As resource resolving is very basic for developing on CQ5, I urgently need to
understand the logic here, Any help is appreciated.

Ulrich

Re: Resource Resolving

Posted by Bertrand Delacretaz <bd...@apache.org>.
Hi Ulrich,

On Fri, Jan 25, 2013 at 6:16 PM, Ulrich Schmidt
<Ul...@gombers.de> wrote:
> ...So I'm looking for a document, source, ruleset or anything else where I can
> extract the way how resolving is done. I found the Interface "ResourceResolver"
> supplied by Sling but have no clue which class is implementing it. Maybe such a
> class would help. I'm astonished anyway, why this interface is mentioned in all
> the websites I found until now instead of the implementing class. As if it was
> users responsibilty to do the resolving....

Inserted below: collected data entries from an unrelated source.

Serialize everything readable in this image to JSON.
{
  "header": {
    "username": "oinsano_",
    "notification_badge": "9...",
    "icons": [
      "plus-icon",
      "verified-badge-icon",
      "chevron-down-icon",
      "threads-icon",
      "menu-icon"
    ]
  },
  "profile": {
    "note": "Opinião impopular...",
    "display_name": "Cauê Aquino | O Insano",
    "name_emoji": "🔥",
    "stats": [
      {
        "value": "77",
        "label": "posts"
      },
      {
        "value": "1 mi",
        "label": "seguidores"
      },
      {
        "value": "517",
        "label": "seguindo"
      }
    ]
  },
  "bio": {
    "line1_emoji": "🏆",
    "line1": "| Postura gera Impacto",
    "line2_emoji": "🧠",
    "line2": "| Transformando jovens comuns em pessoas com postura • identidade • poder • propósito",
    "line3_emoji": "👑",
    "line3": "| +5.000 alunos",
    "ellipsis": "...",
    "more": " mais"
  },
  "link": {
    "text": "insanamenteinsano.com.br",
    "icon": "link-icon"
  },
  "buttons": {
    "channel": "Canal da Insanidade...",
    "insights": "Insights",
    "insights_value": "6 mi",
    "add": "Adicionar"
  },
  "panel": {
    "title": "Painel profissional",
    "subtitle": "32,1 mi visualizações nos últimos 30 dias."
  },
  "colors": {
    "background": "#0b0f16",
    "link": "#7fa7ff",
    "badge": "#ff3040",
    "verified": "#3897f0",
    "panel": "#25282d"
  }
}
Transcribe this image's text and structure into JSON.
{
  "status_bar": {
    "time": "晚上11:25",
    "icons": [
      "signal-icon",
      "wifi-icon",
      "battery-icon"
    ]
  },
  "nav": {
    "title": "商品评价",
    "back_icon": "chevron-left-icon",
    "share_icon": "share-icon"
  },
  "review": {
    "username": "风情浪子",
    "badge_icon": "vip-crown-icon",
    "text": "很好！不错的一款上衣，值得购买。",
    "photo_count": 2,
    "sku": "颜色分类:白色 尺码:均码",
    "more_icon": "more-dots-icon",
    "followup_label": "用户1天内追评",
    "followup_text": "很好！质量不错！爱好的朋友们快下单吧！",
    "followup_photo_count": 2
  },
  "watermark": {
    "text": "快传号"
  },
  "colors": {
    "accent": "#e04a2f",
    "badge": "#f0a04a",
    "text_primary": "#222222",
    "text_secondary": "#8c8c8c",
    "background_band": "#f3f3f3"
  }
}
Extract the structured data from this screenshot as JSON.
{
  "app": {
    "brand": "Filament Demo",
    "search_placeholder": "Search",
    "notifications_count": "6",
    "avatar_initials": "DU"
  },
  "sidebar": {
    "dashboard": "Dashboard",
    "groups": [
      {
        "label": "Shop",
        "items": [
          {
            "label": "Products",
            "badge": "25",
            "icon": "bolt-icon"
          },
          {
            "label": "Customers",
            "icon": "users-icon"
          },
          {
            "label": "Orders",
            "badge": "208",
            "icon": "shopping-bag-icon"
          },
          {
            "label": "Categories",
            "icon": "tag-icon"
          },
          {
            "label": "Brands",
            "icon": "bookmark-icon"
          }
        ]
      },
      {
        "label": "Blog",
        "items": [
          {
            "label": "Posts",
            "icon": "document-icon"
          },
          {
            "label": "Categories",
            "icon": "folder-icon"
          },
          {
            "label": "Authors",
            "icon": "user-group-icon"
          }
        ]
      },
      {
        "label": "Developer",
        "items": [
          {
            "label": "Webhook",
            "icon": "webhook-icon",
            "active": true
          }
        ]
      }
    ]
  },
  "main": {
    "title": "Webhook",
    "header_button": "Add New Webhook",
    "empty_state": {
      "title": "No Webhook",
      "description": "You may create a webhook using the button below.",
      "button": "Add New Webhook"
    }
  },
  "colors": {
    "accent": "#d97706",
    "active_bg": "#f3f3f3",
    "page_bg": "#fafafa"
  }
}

It's not, but IIUC what you want to understand should be split in two things

a) Given an incoming request, how does Sling select which Resource to process

b) Once that Resource is found, how does Sling select a script or
servlet to process the request

As Paul indicates, the Sling website does explain those things:

a) is mostly explained in
http://sling.apache.org/documentation/the-sling-engine/resources.html

b) is explained in
http://sling.apache.org/documentation/the-sling-engine/servlets.html

And useful additional details can be found in the automated tests that
these pages point to, and which you might want to expand if you're
unsure of something.

One useful debugging tool is the "recent requests" OSGi console plugin
that you'll find at /system/console/requests in a default Sling setup
and is described at
http://sling.apache.org/site/monitoring-requests.html

As Paul says, CQ5 does add a small layer on top of this, so once you
understand the Sling basics you might need to ask on CQ forums for
things that are not directly handled by Sling.